1. If you replace `User#first_name` and `User#last_name` with `User#name` (which returns a `Name` object) your test suite is going to blow up all over the place every time you call the deleted `User#first_name` or `User#last_name` methods anyway. And now you have a list of places where you need to fix your code.
2. But, what if you update the internal structure of `Name` over time? Some of the above applies. But also callers of `Name` shouldn't know too much about `Name` anyway - it should be providing some kind of `Name#display_name` or whatever function that handles all of the complexity and returns a dang string anyway.
Everything I've written here presumes the existence of a test suite, of course. Which of course takes time to write and maintain. But any nontrivial project needs one anyway regardless of language or type paradigm, right?
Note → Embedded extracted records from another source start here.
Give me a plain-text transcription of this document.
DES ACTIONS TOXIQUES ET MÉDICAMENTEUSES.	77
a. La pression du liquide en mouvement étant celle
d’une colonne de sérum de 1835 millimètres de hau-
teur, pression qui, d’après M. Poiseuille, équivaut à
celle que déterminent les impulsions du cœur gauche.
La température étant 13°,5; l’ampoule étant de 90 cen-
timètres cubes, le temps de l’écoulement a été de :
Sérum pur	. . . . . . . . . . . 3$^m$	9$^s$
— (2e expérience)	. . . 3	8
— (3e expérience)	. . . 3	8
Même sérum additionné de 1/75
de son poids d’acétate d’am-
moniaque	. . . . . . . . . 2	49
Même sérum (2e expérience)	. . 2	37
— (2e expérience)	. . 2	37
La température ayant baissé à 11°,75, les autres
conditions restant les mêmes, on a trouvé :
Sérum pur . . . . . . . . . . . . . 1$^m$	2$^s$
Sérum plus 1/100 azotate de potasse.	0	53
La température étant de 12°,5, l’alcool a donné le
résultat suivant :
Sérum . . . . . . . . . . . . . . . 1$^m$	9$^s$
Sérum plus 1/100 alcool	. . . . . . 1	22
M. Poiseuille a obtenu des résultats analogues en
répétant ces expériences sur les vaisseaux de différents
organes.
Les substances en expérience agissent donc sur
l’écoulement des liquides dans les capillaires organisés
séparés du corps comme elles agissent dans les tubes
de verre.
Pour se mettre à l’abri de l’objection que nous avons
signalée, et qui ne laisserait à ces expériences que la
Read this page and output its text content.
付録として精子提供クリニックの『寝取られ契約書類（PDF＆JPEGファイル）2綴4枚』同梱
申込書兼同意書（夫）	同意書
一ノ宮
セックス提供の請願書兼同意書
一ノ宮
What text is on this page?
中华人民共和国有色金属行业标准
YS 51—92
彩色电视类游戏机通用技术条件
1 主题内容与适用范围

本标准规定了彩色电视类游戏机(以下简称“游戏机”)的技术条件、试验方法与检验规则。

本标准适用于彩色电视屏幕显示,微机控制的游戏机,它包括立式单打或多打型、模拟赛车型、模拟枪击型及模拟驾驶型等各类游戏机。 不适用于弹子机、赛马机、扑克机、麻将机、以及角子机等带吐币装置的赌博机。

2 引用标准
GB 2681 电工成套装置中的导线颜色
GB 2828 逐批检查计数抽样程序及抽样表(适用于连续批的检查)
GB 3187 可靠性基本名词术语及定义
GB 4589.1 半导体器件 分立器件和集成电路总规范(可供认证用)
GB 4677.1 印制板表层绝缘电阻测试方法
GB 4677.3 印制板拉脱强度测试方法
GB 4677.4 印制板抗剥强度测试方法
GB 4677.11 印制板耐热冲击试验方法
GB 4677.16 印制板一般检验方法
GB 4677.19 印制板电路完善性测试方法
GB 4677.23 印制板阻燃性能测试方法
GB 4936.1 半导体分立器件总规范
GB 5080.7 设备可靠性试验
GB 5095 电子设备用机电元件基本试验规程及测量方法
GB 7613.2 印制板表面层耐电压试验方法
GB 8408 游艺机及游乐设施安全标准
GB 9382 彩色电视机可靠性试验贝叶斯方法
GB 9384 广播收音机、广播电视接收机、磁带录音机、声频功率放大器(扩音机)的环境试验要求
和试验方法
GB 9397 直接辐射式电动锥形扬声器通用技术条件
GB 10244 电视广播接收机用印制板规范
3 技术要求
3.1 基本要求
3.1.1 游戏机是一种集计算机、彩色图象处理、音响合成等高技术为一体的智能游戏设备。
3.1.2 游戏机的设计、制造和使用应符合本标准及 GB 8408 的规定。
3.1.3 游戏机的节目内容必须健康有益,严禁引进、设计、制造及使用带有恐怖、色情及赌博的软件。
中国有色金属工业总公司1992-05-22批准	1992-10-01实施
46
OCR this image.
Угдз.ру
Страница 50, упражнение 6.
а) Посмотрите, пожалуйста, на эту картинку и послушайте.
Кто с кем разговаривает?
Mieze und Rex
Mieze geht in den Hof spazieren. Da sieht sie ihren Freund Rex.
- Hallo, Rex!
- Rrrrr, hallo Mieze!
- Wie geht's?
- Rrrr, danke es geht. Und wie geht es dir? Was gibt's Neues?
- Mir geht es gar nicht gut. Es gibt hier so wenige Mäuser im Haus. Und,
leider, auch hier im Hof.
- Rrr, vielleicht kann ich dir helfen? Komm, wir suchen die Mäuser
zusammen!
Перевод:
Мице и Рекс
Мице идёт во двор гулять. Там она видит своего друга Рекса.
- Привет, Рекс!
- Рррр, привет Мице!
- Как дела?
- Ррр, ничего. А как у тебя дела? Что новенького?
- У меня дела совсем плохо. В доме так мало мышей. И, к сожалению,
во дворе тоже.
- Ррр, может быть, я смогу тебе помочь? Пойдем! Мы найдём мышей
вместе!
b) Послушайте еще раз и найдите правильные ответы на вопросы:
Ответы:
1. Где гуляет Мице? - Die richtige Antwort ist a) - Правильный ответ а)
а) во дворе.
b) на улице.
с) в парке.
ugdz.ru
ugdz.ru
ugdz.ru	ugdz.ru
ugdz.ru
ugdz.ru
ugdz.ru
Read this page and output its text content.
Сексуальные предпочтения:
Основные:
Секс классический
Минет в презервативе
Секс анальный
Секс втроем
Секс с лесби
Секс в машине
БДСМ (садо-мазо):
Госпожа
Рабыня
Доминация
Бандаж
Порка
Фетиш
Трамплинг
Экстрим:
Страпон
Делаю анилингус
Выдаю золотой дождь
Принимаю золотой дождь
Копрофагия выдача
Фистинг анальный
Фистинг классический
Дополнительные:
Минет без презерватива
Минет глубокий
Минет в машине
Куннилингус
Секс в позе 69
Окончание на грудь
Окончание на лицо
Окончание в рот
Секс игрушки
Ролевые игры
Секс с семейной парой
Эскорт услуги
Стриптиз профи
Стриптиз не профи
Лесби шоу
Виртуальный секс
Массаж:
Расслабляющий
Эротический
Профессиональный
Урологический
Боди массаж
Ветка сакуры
Bottom line: I'll gladly admit that I'm too old and
stupid to do that anymore. I had typechecking in
the 90s. Give it back.
Absolutely the same here. But, I seem to miss it in different places than you.I miss static types when I'm writing code. I want my IDE to tell me the types and type signatures when I type, and draw a little squiggly line under my code when I get it wrong. In Ruby, I wind up having 10 different files open at a time in my text editor so I can see what various methods are expecting.
This is mitigated somewhat by simply bashing out a lot of my code in irb/pry directly, since pry's `show-source` can at least tell me stuff.
Really? You're going to go with "most languages implement static typing"?
That seems like a bold statement.
What exactly dialyzer type checking lacks compared to static type systems?